De même, la ministre peut demander à la Commission de faire une étude si elle estime que l'intervention de la Commission peut s'avérer utile pour régler un différend portant sur le caractère local ou supralocal d'un équipement, sur la gestion d'un équipement supralocal, sur le financement des dépenses liées à cet équipement ou sur le partage des revenus qu'il produit.
L’étude de la Commission peut aussi porter sur les infrastructures, les services et les activités pouvant comporter un caractère supralocal.
Dans le cadre de son étude, la Commission publie un avis invitant les personnes intéressées à formuler leur opinion à la Commission. Un délai de 30 jours, suivant cet avis, est alors accordé à ces personnes afin qu'elles déposent leurs opinions écrites. Ce sera exceptionnellement que la Commission tiendra une audience publique dans le cas des Équipements, Infrastructures, Services et Activités (ÉISA).

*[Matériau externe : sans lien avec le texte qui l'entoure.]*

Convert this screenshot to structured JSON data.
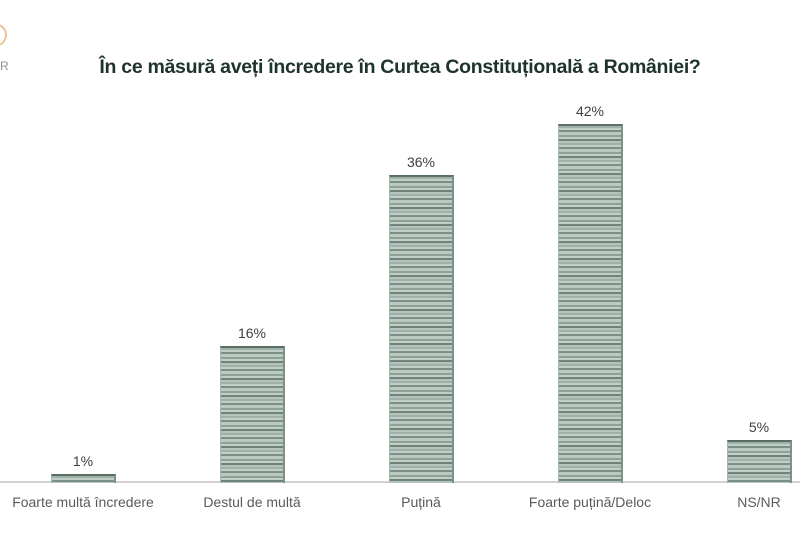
{
  "logo": {
    "letter": "R"
  },
  "chart_data": {
    "type": "bar",
    "title": "În ce măsură aveți încredere în Curtea Constituțională a României?",
    "categories": [
      "Foarte multă încredere",
      "Destul de multă",
      "Puțină",
      "Foarte puțină/Deloc",
      "NS/NR"
    ],
    "values": [
      1,
      16,
      36,
      42,
      5
    ],
    "value_labels": [
      "1%",
      "16%",
      "36%",
      "42%",
      "5%"
    ],
    "unit": "%",
    "xlabel": "",
    "ylabel": "",
    "ylim": [
      0,
      47
    ],
    "grid": false,
    "legend": "none",
    "colors": {
      "bar_base": "#b9c6c0",
      "bar_stripe_dark": "#6f8478",
      "bar_edge": "#5a6e63",
      "axis_line": "#d2d2d2",
      "title_text": "#1e332b",
      "tick_label_text": "#5a5a5a",
      "value_label_text": "#3f3f3f"
    }
  }
}
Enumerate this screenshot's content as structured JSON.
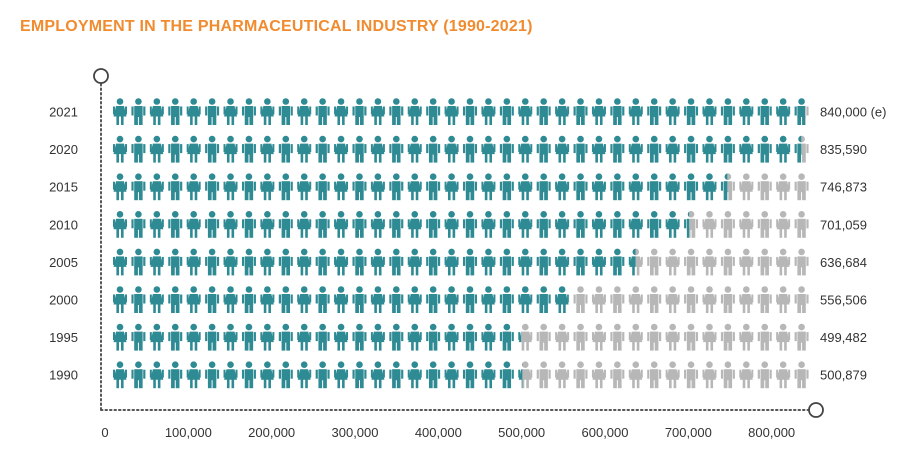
{
  "chart_data": {
    "type": "bar",
    "title": "EMPLOYMENT IN THE PHARMACEUTICAL INDUSTRY (1990-2021)",
    "title_color": "#f08c2f",
    "colors": {
      "filled": "#2e8a93",
      "empty": "#b7b7b7",
      "axis": "#555555"
    },
    "orientation": "horizontal",
    "categories": [
      "2021",
      "2020",
      "2015",
      "2010",
      "2005",
      "2000",
      "1995",
      "1990"
    ],
    "values": [
      840000,
      835590,
      746873,
      701059,
      636684,
      556506,
      499482,
      500879
    ],
    "value_labels": [
      "840,000 (e)",
      "835,590",
      "746,873",
      "701,059",
      "636,684",
      "556,506",
      "499,482",
      "500,879"
    ],
    "x_ticks": [
      0,
      100000,
      200000,
      300000,
      400000,
      500000,
      600000,
      700000,
      800000
    ],
    "x_tick_labels": [
      "0",
      "100,000",
      "200,000",
      "300,000",
      "400,000",
      "500,000",
      "600,000",
      "700,000",
      "800,000"
    ],
    "xlim": [
      0,
      840000
    ],
    "units_per_icon": 20000,
    "icons_per_row": 38,
    "icon_style": "alternating-female-male",
    "grid": false
  }
}
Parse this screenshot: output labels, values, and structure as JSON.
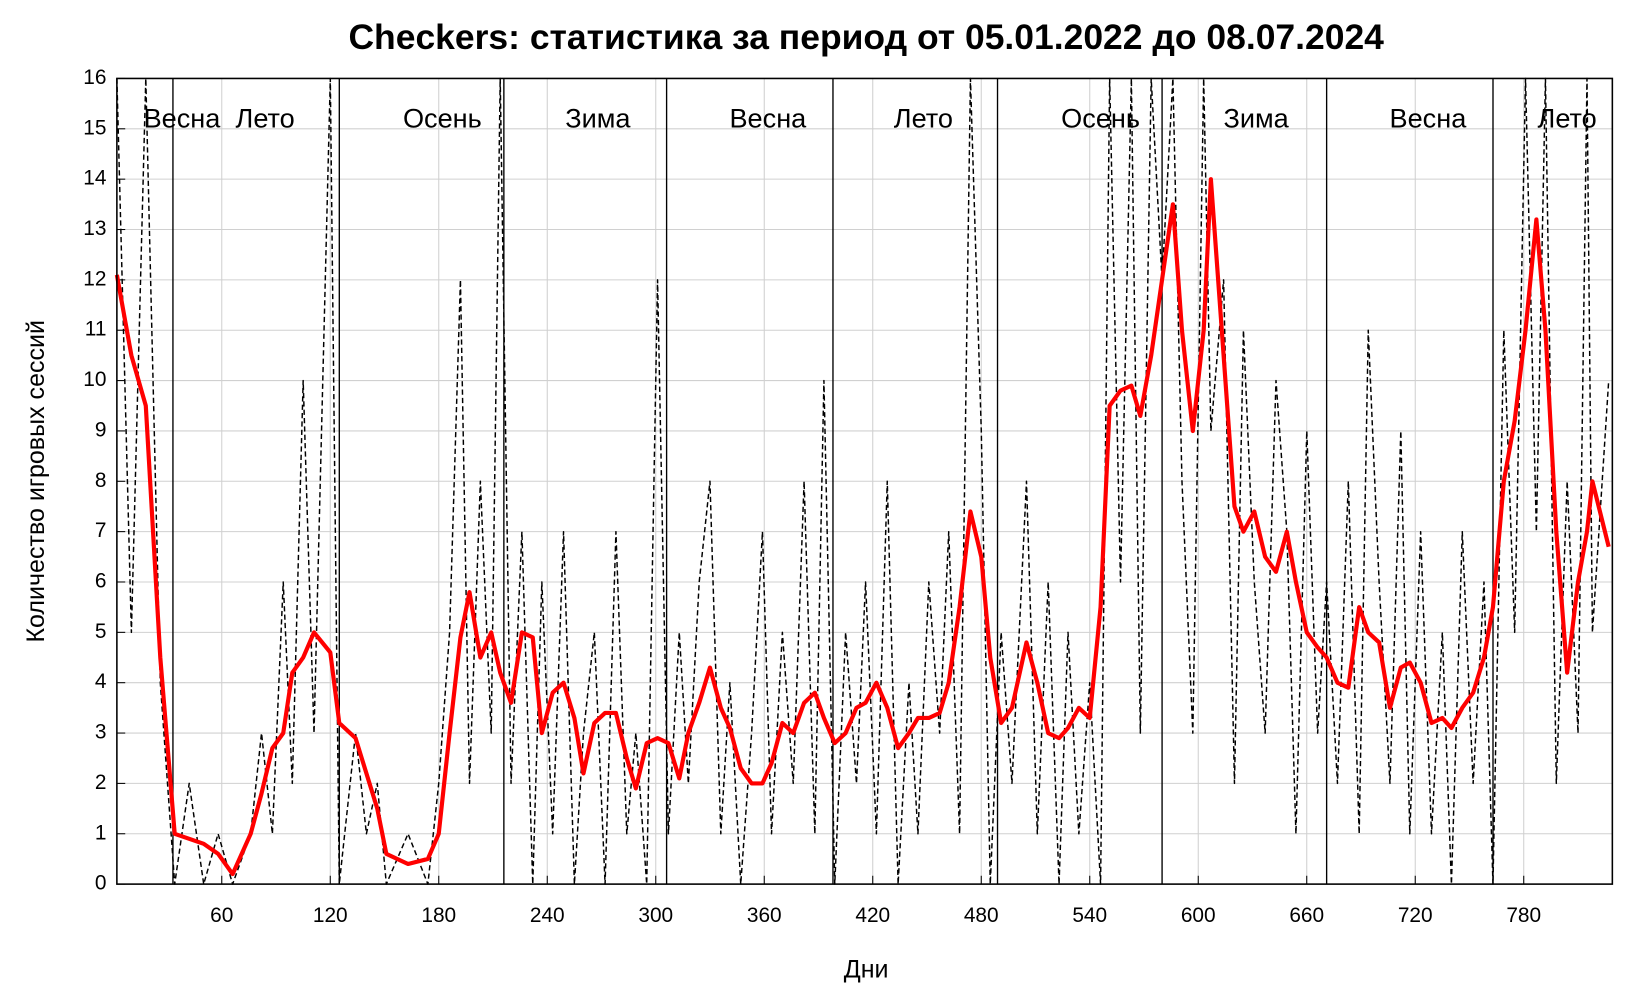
{
  "chart_data": {
    "type": "line",
    "title": "Checkers: статистика за период от 05.01.2022 до 08.07.2024",
    "xlabel": "Дни",
    "ylabel": "Количество игровых сессий",
    "xlim": [
      2,
      829
    ],
    "ylim": [
      0,
      16
    ],
    "xticks": [
      60,
      120,
      180,
      240,
      300,
      360,
      420,
      480,
      540,
      600,
      660,
      720,
      780
    ],
    "yticks": [
      0,
      1,
      2,
      3,
      4,
      5,
      6,
      7,
      8,
      9,
      10,
      11,
      12,
      13,
      14,
      15,
      16
    ],
    "grid": true,
    "season_boundaries": [
      33,
      125,
      216,
      306,
      398,
      489,
      580,
      671,
      763
    ],
    "season_labels": [
      {
        "label": "Весна",
        "x": 38
      },
      {
        "label": "Лето",
        "x": 84
      },
      {
        "label": "Осень",
        "x": 182
      },
      {
        "label": "Зима",
        "x": 268
      },
      {
        "label": "Весна",
        "x": 362
      },
      {
        "label": "Лето",
        "x": 448
      },
      {
        "label": "Осень",
        "x": 546
      },
      {
        "label": "Зима",
        "x": 632
      },
      {
        "label": "Весна",
        "x": 727
      },
      {
        "label": "Лето",
        "x": 804
      }
    ],
    "x": [
      2,
      10,
      18,
      26,
      34,
      42,
      50,
      58,
      66,
      76,
      82,
      88,
      94,
      99,
      105,
      111,
      120,
      125,
      134,
      140,
      146,
      151,
      163,
      174,
      180,
      186,
      192,
      197,
      203,
      209,
      214,
      220,
      226,
      232,
      237,
      243,
      249,
      255,
      260,
      266,
      272,
      278,
      284,
      289,
      295,
      301,
      307,
      313,
      318,
      324,
      330,
      336,
      341,
      347,
      353,
      359,
      364,
      370,
      376,
      382,
      388,
      393,
      399,
      405,
      411,
      416,
      422,
      428,
      434,
      440,
      445,
      451,
      457,
      462,
      468,
      474,
      480,
      485,
      491,
      497,
      505,
      511,
      517,
      523,
      528,
      534,
      540,
      546,
      551,
      557,
      563,
      568,
      574,
      580,
      586,
      591,
      597,
      603,
      607,
      614,
      620,
      625,
      631,
      637,
      643,
      649,
      654,
      660,
      666,
      671,
      677,
      683,
      689,
      694,
      700,
      706,
      712,
      717,
      723,
      729,
      735,
      740,
      746,
      752,
      758,
      763,
      769,
      775,
      781,
      787,
      792,
      798,
      804,
      810,
      815,
      818,
      827
    ],
    "series": [
      {
        "style": "dashed",
        "color": "#000000",
        "values": [
          16,
          5,
          16,
          4,
          0,
          2,
          0,
          1,
          0,
          1,
          3,
          1,
          6,
          2,
          10,
          3,
          16,
          0,
          3,
          1,
          2,
          0,
          1,
          0,
          2,
          5,
          12,
          2,
          8,
          3,
          16,
          2,
          7,
          0,
          6,
          1,
          7,
          0,
          3,
          5,
          0,
          7,
          1,
          3,
          0,
          12,
          1,
          5,
          2,
          6,
          8,
          1,
          4,
          0,
          3,
          7,
          1,
          5,
          2,
          8,
          1,
          10,
          0,
          5,
          2,
          6,
          1,
          8,
          0,
          4,
          1,
          6,
          3,
          7,
          1,
          16,
          9,
          0,
          5,
          2,
          8,
          1,
          6,
          0,
          5,
          1,
          4,
          0,
          16,
          6,
          16,
          3,
          16,
          12,
          16,
          8,
          3,
          16,
          9,
          12,
          2,
          11,
          6,
          3,
          10,
          7,
          1,
          9,
          3,
          6,
          2,
          8,
          1,
          11,
          6,
          2,
          9,
          1,
          7,
          1,
          5,
          0,
          7,
          2,
          6,
          0,
          11,
          5,
          16,
          7,
          16,
          2,
          8,
          3,
          16,
          5,
          10
        ]
      },
      {
        "style": "solid",
        "color": "#ff0000",
        "values": [
          12.1,
          10.5,
          9.5,
          4.5,
          1.0,
          0.9,
          0.8,
          0.6,
          0.2,
          1.0,
          1.8,
          2.7,
          3.0,
          4.2,
          4.5,
          5.0,
          4.6,
          3.2,
          2.9,
          2.2,
          1.5,
          0.6,
          0.4,
          0.5,
          1.0,
          3.0,
          4.9,
          5.8,
          4.5,
          5.0,
          4.2,
          3.6,
          5.0,
          4.9,
          3.0,
          3.8,
          4.0,
          3.3,
          2.2,
          3.2,
          3.4,
          3.4,
          2.5,
          1.9,
          2.8,
          2.9,
          2.8,
          2.1,
          3.0,
          3.6,
          4.3,
          3.5,
          3.1,
          2.3,
          2.0,
          2.0,
          2.4,
          3.2,
          3.0,
          3.6,
          3.8,
          3.3,
          2.8,
          3.0,
          3.5,
          3.6,
          4.0,
          3.5,
          2.7,
          3.0,
          3.3,
          3.3,
          3.4,
          4.0,
          5.5,
          7.4,
          6.5,
          4.5,
          3.2,
          3.5,
          4.8,
          4.0,
          3.0,
          2.9,
          3.1,
          3.5,
          3.3,
          5.5,
          9.5,
          9.8,
          9.9,
          9.3,
          10.5,
          12.0,
          13.5,
          11.0,
          9.0,
          11.0,
          14.0,
          10.5,
          7.5,
          7.0,
          7.4,
          6.5,
          6.2,
          7.0,
          6.0,
          5.0,
          4.7,
          4.5,
          4.0,
          3.9,
          5.5,
          5.0,
          4.8,
          3.5,
          4.3,
          4.4,
          4.0,
          3.2,
          3.3,
          3.1,
          3.5,
          3.8,
          4.5,
          5.5,
          8.0,
          9.2,
          11.0,
          13.2,
          11.0,
          7.0,
          4.2,
          6.0,
          7.0,
          8.0,
          6.7
        ]
      }
    ]
  }
}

Après avoir procédé à la vérification des critères prévus à la loi afin de déterminer la reconnaissance ou non d'un équipement, d'une infrastructure, d'un service ou d'une activité à caractère supralocal, la Commission produit un rapport qu'elle soumet à la ministre des Affaires municipales, des Régions et de l'Occupation du territoire. Ce rapport indique, outre la reconnaissance, quel organisme municipal sera responsable de la gestion, quelles municipalités locales doivent participer au financement des dépenses ou au partage des revenus ainsi que les règles permettant d'établir la quote-part de chacune d'elles.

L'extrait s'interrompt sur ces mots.